Mais non. C’est vous qui l’avez dit le premier.



Scène IV.

Les Précédents, UN GENDARME.


Le Gendarme.

Vous êtes prié de vous rendre sur-le-champ chez M. l’inspecteur général qui arrive en mission de Petersbourg. Il est descendu à l’hôtel.

Ces mots les frappent tous comme un coup de tonnerre. Un cri d’étonnement sort de la bouche de toutes les dames. Tableau général. Tous semblent pétrifiés.


Scène muette.

Au milieu le gouverneur, immobile comme un piquet, les bras étendus et la tête renversée en arrière. À sa droite sa femme et sa fille, se dirigeant vers lui d’un mouvement de tout le corps.
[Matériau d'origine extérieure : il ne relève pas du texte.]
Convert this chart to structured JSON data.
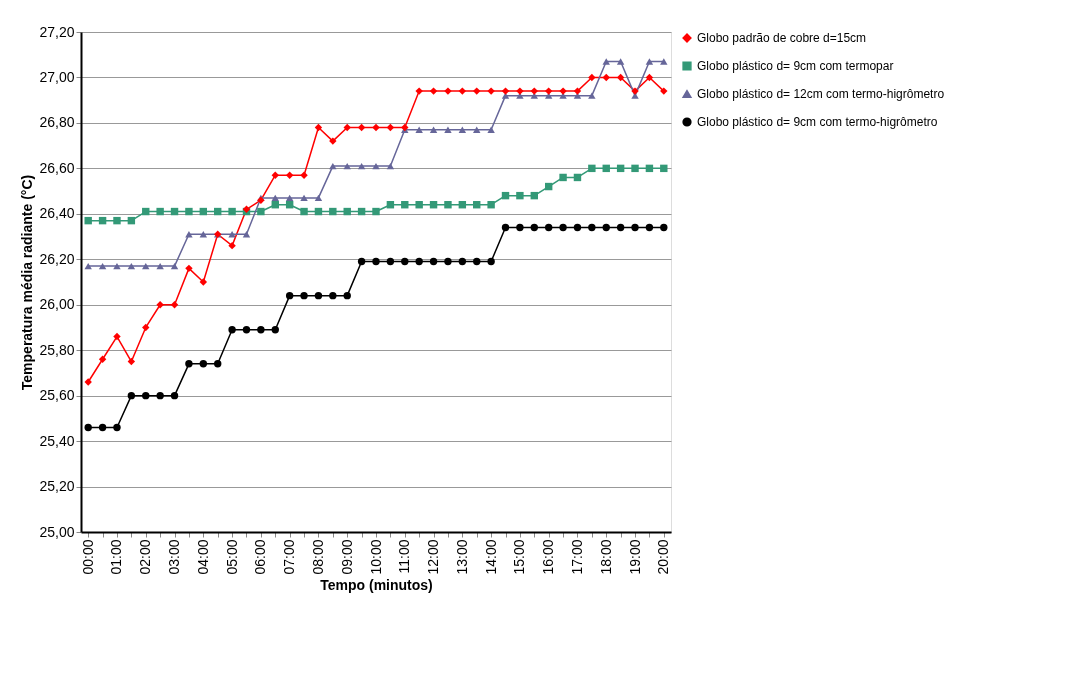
{
  "chart_data": {
    "type": "line",
    "xlabel": "Tempo (minutos)",
    "ylabel": "Temperatura média radiante (°C)",
    "categories": [
      "00:00",
      null,
      "01:00",
      null,
      "02:00",
      null,
      "03:00",
      null,
      "04:00",
      null,
      "05:00",
      null,
      "06:00",
      null,
      "07:00",
      null,
      "08:00",
      null,
      "09:00",
      null,
      "10:00",
      null,
      "11:00",
      null,
      "12:00",
      null,
      "13:00",
      null,
      "14:00",
      null,
      "15:00",
      null,
      "16:00",
      null,
      "17:00",
      null,
      "18:00",
      null,
      "19:00",
      null,
      "20:00"
    ],
    "ylim": [
      25,
      27.2
    ],
    "yticks": [
      {
        "value": 25,
        "label": "25,00"
      },
      {
        "value": 25.2,
        "label": "25,20"
      },
      {
        "value": 25.4,
        "label": "25,40"
      },
      {
        "value": 25.6,
        "label": "25,60"
      },
      {
        "value": 25.8,
        "label": "25,80"
      },
      {
        "value": 26,
        "label": "26,00"
      },
      {
        "value": 26.2,
        "label": "26,20"
      },
      {
        "value": 26.4,
        "label": "26,40"
      },
      {
        "value": 26.6,
        "label": "26,60"
      },
      {
        "value": 26.8,
        "label": "26,80"
      },
      {
        "value": 27,
        "label": "27,00"
      },
      {
        "value": 27.2,
        "label": "27,20"
      }
    ],
    "grid": "y",
    "legend": "right",
    "line_style": "solid",
    "series": [
      {
        "name": "Globo padrão de cobre d=15cm",
        "color": "#ff0000",
        "marker": "diamond",
        "values": [
          25.66,
          25.76,
          25.86,
          25.75,
          25.9,
          26.0,
          26.0,
          26.16,
          26.1,
          26.31,
          26.26,
          26.42,
          26.46,
          26.57,
          26.57,
          26.57,
          26.78,
          26.72,
          26.78,
          26.78,
          26.78,
          26.78,
          26.78,
          26.94,
          26.94,
          26.94,
          26.94,
          26.94,
          26.94,
          26.94,
          26.94,
          26.94,
          26.94,
          26.94,
          26.94,
          27.0,
          27.0,
          27.0,
          26.94,
          27.0,
          26.94
        ]
      },
      {
        "name": "Globo plástico d= 9cm com termopar",
        "color": "#339977",
        "marker": "square",
        "values": [
          26.37,
          26.37,
          26.37,
          26.37,
          26.41,
          26.41,
          26.41,
          26.41,
          26.41,
          26.41,
          26.41,
          26.41,
          26.41,
          26.44,
          26.44,
          26.41,
          26.41,
          26.41,
          26.41,
          26.41,
          26.41,
          26.44,
          26.44,
          26.44,
          26.44,
          26.44,
          26.44,
          26.44,
          26.44,
          26.48,
          26.48,
          26.48,
          26.52,
          26.56,
          26.56,
          26.6,
          26.6,
          26.6,
          26.6,
          26.6,
          26.6
        ]
      },
      {
        "name": "Globo plástico d= 12cm com termo-higrômetro",
        "color": "#666699",
        "marker": "triangle",
        "values": [
          26.17,
          26.17,
          26.17,
          26.17,
          26.17,
          26.17,
          26.17,
          26.31,
          26.31,
          26.31,
          26.31,
          26.31,
          26.47,
          26.47,
          26.47,
          26.47,
          26.47,
          26.61,
          26.61,
          26.61,
          26.61,
          26.61,
          26.77,
          26.77,
          26.77,
          26.77,
          26.77,
          26.77,
          26.77,
          26.92,
          26.92,
          26.92,
          26.92,
          26.92,
          26.92,
          26.92,
          27.07,
          27.07,
          26.92,
          27.07,
          27.07
        ]
      },
      {
        "name": "Globo plástico d= 9cm com termo-higrômetro",
        "color": "#000000",
        "marker": "circle",
        "values": [
          25.46,
          25.46,
          25.46,
          25.6,
          25.6,
          25.6,
          25.6,
          25.74,
          25.74,
          25.74,
          25.89,
          25.89,
          25.89,
          25.89,
          26.04,
          26.04,
          26.04,
          26.04,
          26.04,
          26.19,
          26.19,
          26.19,
          26.19,
          26.19,
          26.19,
          26.19,
          26.19,
          26.19,
          26.19,
          26.34,
          26.34,
          26.34,
          26.34,
          26.34,
          26.34,
          26.34,
          26.34,
          26.34,
          26.34,
          26.34,
          26.34
        ]
      }
    ]
  }
}
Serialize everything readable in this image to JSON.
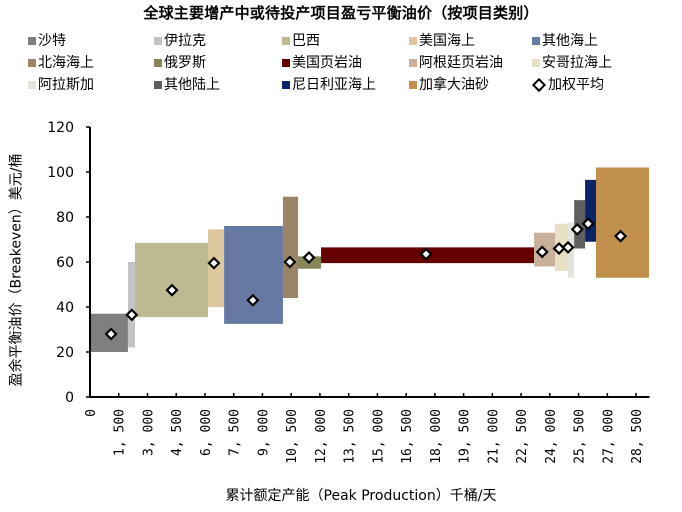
{
  "title": "全球主要增产中或待投产项目盈亏平衡油价（按项目类别）",
  "legend": [
    {
      "label": "沙特",
      "color": "#7f7f7f"
    },
    {
      "label": "伊拉克",
      "color": "#c4c4c4"
    },
    {
      "label": "巴西",
      "color": "#bcb993"
    },
    {
      "label": "美国海上",
      "color": "#dcc89c"
    },
    {
      "label": "其他海上",
      "color": "#6679a3"
    },
    {
      "label": "北海海上",
      "color": "#9c8469"
    },
    {
      "label": "俄罗斯",
      "color": "#868658"
    },
    {
      "label": "美国页岩油",
      "color": "#640000"
    },
    {
      "label": "阿根廷页岩油",
      "color": "#c8b09a"
    },
    {
      "label": "安哥拉海上",
      "color": "#e8dfc4"
    },
    {
      "label": "阿拉斯加",
      "color": "#e4e4de"
    },
    {
      "label": "其他陆上",
      "color": "#5f5f5f"
    },
    {
      "label": "尼日利亚海上",
      "color": "#0c2466"
    },
    {
      "label": "加拿大油砂",
      "color": "#bf8f4b"
    },
    {
      "label": "加权平均",
      "color": "#000000",
      "marker": "diamond"
    }
  ],
  "chart_data": {
    "type": "cost-curve (variable-width bar / marimekko)",
    "title": "全球主要增产中或待投产项目盈亏平衡油价（按项目类别）",
    "xlabel": "累计额定产能（Peak Production）千桶/天",
    "ylabel": "盈余平衡油价（Breakeven）美元/桶",
    "xlim": [
      0,
      29200
    ],
    "ylim": [
      0,
      120
    ],
    "xticks": [
      0,
      1500,
      3000,
      4500,
      6000,
      7500,
      9000,
      10500,
      12000,
      13500,
      15000,
      16500,
      18000,
      19500,
      21000,
      22500,
      24000,
      25500,
      27000,
      28500
    ],
    "xtick_labels": [
      "0",
      "1, 500",
      "3, 000",
      "4, 500",
      "6, 000",
      "7, 500",
      "9, 000",
      "10, 500",
      "12, 000",
      "13, 500",
      "15, 000",
      "16, 500",
      "18, 000",
      "19, 500",
      "21, 000",
      "22, 500",
      "24, 000",
      "25, 500",
      "27, 000",
      "28, 500"
    ],
    "yticks": [
      0,
      20,
      40,
      60,
      80,
      100,
      120
    ],
    "grid": false,
    "legend_position": "top",
    "series": [
      {
        "name": "沙特",
        "x_start": 0,
        "x_end": 1980,
        "low": 20,
        "high": 37,
        "weighted_avg": 28
      },
      {
        "name": "伊拉克",
        "x_start": 1980,
        "x_end": 2350,
        "low": 22,
        "high": 60,
        "weighted_avg": 36.5
      },
      {
        "name": "巴西",
        "x_start": 2350,
        "x_end": 6160,
        "low": 35.5,
        "high": 68.5,
        "weighted_avg": 47.5
      },
      {
        "name": "美国海上",
        "x_start": 6160,
        "x_end": 7000,
        "low": 40,
        "high": 74.5,
        "weighted_avg": 59.5
      },
      {
        "name": "其他海上",
        "x_start": 7000,
        "x_end": 10070,
        "low": 32.5,
        "high": 76,
        "weighted_avg": 43
      },
      {
        "name": "北海海上",
        "x_start": 10070,
        "x_end": 10860,
        "low": 44,
        "high": 89,
        "weighted_avg": 60
      },
      {
        "name": "俄罗斯",
        "x_start": 10860,
        "x_end": 12060,
        "low": 57,
        "high": 62.5,
        "weighted_avg": 62
      },
      {
        "name": "美国页岩油",
        "x_start": 12060,
        "x_end": 23180,
        "low": 59.5,
        "high": 66.5,
        "weighted_avg": 63.5
      },
      {
        "name": "阿根廷页岩油",
        "x_start": 23180,
        "x_end": 24270,
        "low": 58,
        "high": 73,
        "weighted_avg": 64.5
      },
      {
        "name": "安哥拉海上",
        "x_start": 24270,
        "x_end": 24950,
        "low": 56,
        "high": 77,
        "weighted_avg": 66
      },
      {
        "name": "阿拉斯加",
        "x_start": 24950,
        "x_end": 25270,
        "low": 53,
        "high": 77.5,
        "weighted_avg": 66.5
      },
      {
        "name": "其他陆上",
        "x_start": 25270,
        "x_end": 25840,
        "low": 66,
        "high": 87.5,
        "weighted_avg": 74.5
      },
      {
        "name": "尼日利亚海上",
        "x_start": 25840,
        "x_end": 26410,
        "low": 69,
        "high": 96.5,
        "weighted_avg": 77
      },
      {
        "name": "加拿大油砂",
        "x_start": 26410,
        "x_end": 29180,
        "low": 53,
        "high": 102,
        "weighted_avg": 71.5
      }
    ],
    "weighted_avg_x": [
      1100,
      2180,
      4280,
      6470,
      8500,
      10430,
      11430,
      17540,
      23600,
      24480,
      24950,
      25430,
      26000,
      27690
    ]
  },
  "axis": {
    "y_title": "盈余平衡油价（Breakeven）美元/桶",
    "x_title": "累计额定产能（Peak Production）千桶/天"
  }
}
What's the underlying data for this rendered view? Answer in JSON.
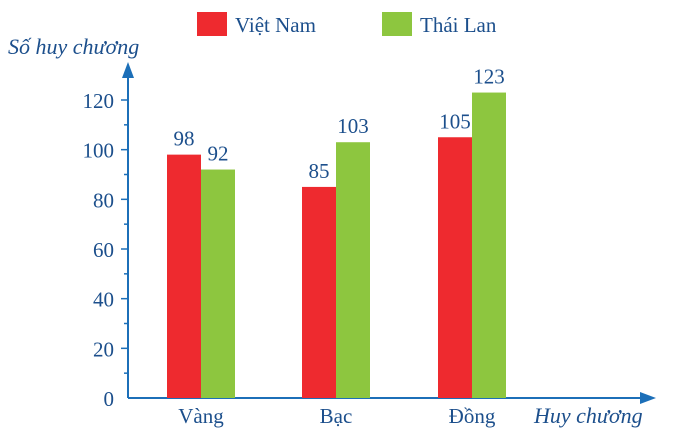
{
  "chart_data": {
    "type": "bar",
    "categories": [
      "Vàng",
      "Bạc",
      "Đồng"
    ],
    "series": [
      {
        "name": "Việt Nam",
        "values": [
          98,
          85,
          105
        ],
        "color": "#ee2a2f"
      },
      {
        "name": "Thái Lan",
        "values": [
          92,
          103,
          123
        ],
        "color": "#8dc63f"
      }
    ],
    "ylabel": "Số huy chương",
    "xlabel": "Huy chương",
    "ylim": [
      0,
      120
    ],
    "yticks": [
      0,
      20,
      40,
      60,
      80,
      100,
      120
    ],
    "grid": false,
    "legend": "top",
    "axis_color": "#1c6fb8",
    "text_color": "#1c4f8c"
  }
}
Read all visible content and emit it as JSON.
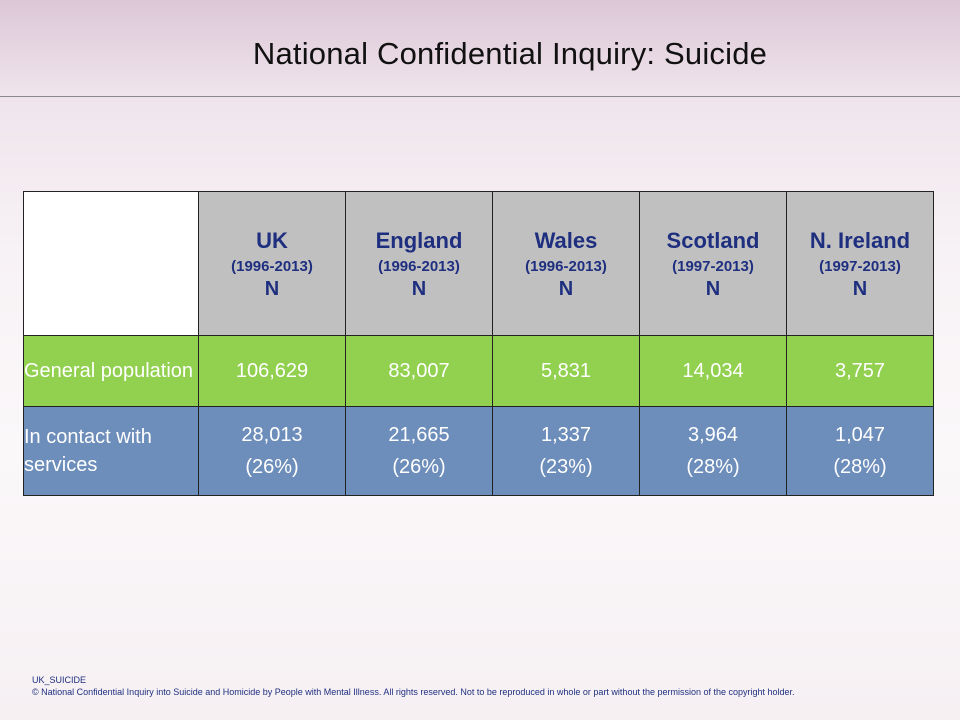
{
  "title": "National Confidential Inquiry: Suicide",
  "table": {
    "columns": [
      {
        "name": "UK",
        "years": "(1996-2013)",
        "unit": "N"
      },
      {
        "name": "England",
        "years": "(1996-2013)",
        "unit": "N"
      },
      {
        "name": "Wales",
        "years": "(1996-2013)",
        "unit": "N"
      },
      {
        "name": "Scotland",
        "years": "(1997-2013)",
        "unit": "N"
      },
      {
        "name": "N. Ireland",
        "years": "(1997-2013)",
        "unit": "N"
      }
    ],
    "rows": [
      {
        "label": "General population",
        "cells": [
          {
            "value": "106,629",
            "pct": ""
          },
          {
            "value": "83,007",
            "pct": ""
          },
          {
            "value": "5,831",
            "pct": ""
          },
          {
            "value": "14,034",
            "pct": ""
          },
          {
            "value": "3,757",
            "pct": ""
          }
        ]
      },
      {
        "label": "In contact with services",
        "cells": [
          {
            "value": "28,013",
            "pct": "(26%)"
          },
          {
            "value": "21,665",
            "pct": "(26%)"
          },
          {
            "value": "1,337",
            "pct": "(23%)"
          },
          {
            "value": "3,964",
            "pct": "(28%)"
          },
          {
            "value": "1,047",
            "pct": "(28%)"
          }
        ]
      }
    ]
  },
  "colors": {
    "header_bg": "#c0c0c0",
    "header_text": "#1f2f80",
    "general_row_bg": "#92d050",
    "contact_row_bg": "#6d8dba",
    "cell_text": "#ffffff"
  },
  "footer": {
    "code": "UK_SUICIDE",
    "copyright": "© National Confidential Inquiry into Suicide and Homicide by People with Mental Illness. All rights reserved. Not to be reproduced in whole or part without the permission of the copyright holder."
  }
}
Derrière elles, le directeur des postes se tournant vers les spectateurs avec un geste d’interrogation. Derrière lui le recteur, dans l’attitude d’une stupéfaction naïve, et dans la même partie de la scène trois dames qui se groupent ensemble, contemplent avec une expression satirique la situation de la famille du gouverneur. À la gauche du gouverneur Zemlianika, la tête un peu penchée de côté comme s’il écoutait quelque chose. Auprès de lui le juge les bras étendus, touchant presque la terre et faisant un mouvement de lèvres comme s’il sifflait ou prononçait : « Tiens, grand’maman, voici la Saint-George. » Après lui Korobkine tourné vers les spectateurs, fermant un œil et désignant le gouverneur avec une expression de malignité. Du même côté de la scène, Bobtchinski et Dobtchinski les mains étendues l’un vers l’autre, la bouche ouverte et s’entre-regardant les yeux écarquillés. Les autres personnages demeurent immobiles comme des termes. Tout ce groupe pétrifié conserve la même attitude pendant une demi-minute. La toile tombe.


FIN DU CINQUIÈME ACTE.



  1. Ces mots sont en français dans l’original.